[PYTHON] I implemented Extreme learning machine

What is Extreme Learning Machine (ELM)?

ELM is a special form of feedforward perceptron. It has one hidden layer, but the weight of the hidden layer is randomly determined, and the weight of the output layer is determined using the pseudo inverse matrix. In terms of image, the hidden layer is like making a lot of random feature extractors and selecting features in the output layer.

ELM has the following characteristics.

Since the solution is just a pseudo inverse matrix, the solution can be found at high speed.
Convex problem (no local solution)
Arbitrary function can be approximated (same as ordinary perceptron)
Any activation can be used (no need to be differentiated)

Implementation

import numpy as np


class ExtremeLearningMachine(object):
    def __init__(self, n_unit, activation=None):
        self._activation = self._sig if activation is None else activation
        self._n_unit = n_unit

    @staticmethod
    def _sig(x):
        return 1. / (1 + np.exp(-x))

    @staticmethod
    def _add_bias(x):
        return np.hstack((x, np.ones((x.shape[0], 1))))

    def fit(self, X, y):
        self.W0 = np.random.random((X.shape[1], self._n_unit))
        z = self._add_bias(self._activation(X.dot(self.W0)))
        self.W1 = np.linalg.lstsq(z, y)[0]

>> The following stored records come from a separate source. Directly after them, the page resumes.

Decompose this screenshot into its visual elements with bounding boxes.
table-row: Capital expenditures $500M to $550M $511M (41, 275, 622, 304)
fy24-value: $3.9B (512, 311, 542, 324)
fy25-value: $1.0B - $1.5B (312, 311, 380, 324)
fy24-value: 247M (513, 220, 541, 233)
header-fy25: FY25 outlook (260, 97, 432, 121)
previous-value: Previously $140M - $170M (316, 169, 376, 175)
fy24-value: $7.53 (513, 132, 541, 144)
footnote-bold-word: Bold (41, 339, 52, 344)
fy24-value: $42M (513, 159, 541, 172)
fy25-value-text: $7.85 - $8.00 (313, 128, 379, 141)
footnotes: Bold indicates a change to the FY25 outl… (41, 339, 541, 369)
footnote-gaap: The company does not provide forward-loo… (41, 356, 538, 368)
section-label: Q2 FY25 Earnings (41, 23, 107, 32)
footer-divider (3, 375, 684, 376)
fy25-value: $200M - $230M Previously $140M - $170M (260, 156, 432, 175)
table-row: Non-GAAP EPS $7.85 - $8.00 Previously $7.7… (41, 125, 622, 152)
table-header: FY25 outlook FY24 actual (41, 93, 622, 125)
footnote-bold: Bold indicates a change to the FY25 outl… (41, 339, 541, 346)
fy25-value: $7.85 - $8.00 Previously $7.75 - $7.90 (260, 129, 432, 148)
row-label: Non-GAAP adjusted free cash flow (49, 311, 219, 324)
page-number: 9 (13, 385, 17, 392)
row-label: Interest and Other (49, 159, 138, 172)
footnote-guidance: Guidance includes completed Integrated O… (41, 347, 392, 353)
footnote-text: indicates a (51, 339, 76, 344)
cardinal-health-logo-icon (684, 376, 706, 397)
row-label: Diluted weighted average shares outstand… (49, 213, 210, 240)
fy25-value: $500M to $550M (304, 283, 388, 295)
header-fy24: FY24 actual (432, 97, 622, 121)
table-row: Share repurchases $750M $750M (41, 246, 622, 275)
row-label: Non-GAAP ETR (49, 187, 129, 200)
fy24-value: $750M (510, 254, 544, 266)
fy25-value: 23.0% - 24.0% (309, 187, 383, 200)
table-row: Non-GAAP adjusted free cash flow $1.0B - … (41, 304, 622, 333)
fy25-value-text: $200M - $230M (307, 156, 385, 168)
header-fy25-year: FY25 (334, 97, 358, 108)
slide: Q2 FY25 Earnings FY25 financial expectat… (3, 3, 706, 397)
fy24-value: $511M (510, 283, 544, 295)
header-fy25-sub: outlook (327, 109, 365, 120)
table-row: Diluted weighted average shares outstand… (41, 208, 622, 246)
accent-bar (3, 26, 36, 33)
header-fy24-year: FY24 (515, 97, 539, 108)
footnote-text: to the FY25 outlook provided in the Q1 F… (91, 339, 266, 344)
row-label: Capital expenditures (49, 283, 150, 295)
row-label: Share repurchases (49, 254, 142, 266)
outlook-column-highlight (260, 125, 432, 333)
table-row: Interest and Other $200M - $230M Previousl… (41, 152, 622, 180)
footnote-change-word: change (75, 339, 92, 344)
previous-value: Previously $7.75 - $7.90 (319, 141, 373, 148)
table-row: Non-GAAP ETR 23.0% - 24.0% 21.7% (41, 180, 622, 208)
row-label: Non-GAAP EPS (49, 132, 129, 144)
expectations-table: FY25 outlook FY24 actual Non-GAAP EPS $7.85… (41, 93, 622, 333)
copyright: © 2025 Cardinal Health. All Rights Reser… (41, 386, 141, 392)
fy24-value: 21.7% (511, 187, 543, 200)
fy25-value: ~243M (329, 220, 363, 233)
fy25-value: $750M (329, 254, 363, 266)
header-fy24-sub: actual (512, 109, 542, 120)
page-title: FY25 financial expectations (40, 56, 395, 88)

    def transform(self, X):
        if not hasattr(self, 'W0'):
            raise UnboundLocalError('must fit before transform')
        z = self._add_bias(self._activation(X.dot(self.W0)))
        return z.dot(self.W1)

    def fit_transform(self, X, y):
        self.W0 = np.random.random((X.shape[1], self._n_unit))
        z = self._add_bias(self._activation(X.dot(self.W0)))
        self.W1 = np.linalg.lstsq(z, y)[0]
        return z.dot(self.W1)

test

I will try it with iris for the time being.

Method

from sklearn import datasets

iris = datasets.load_iris()
ind = np.random.permutation(len(iris.data))

y = np.zeros((len(iris.target), 3))
y[np.arange(len(y)), iris.target] = 1

acc_train = []
acc_test = []
N = [5, 10, 15, 20, 30, 40, 80, 160]
for n in N:
    elm = ExtremeLearningMachine(n)
    elm.fit(iris.data[ind[:100]], y[ind[:100]])
    acc_train.append(np.average(np.argmax(elm.transform(iris.data[ind[:100]]), axis=1) == iris.target[ind[:100]]))
    acc_test.append(np.average(np.argmax(elm.transform(iris.data[ind[100:]]), axis=1) == iris.target[ind[100:]]))
plt.plot(N, acc_train, c='red', label='train')
plt.plot(N, acc_test, c='blue', label='test')
plt.legend(loc=1)
plt.savefig("result.png ")

result

Conclusion

Since there are few parameters to tamper with, tuning seems easier than with ordinary neural networks.
Although it was mentioned in the original paper that the generalization performance is high, it is usually overfitted.
Both fit and transform are insanely fast, so it seems to have various uses.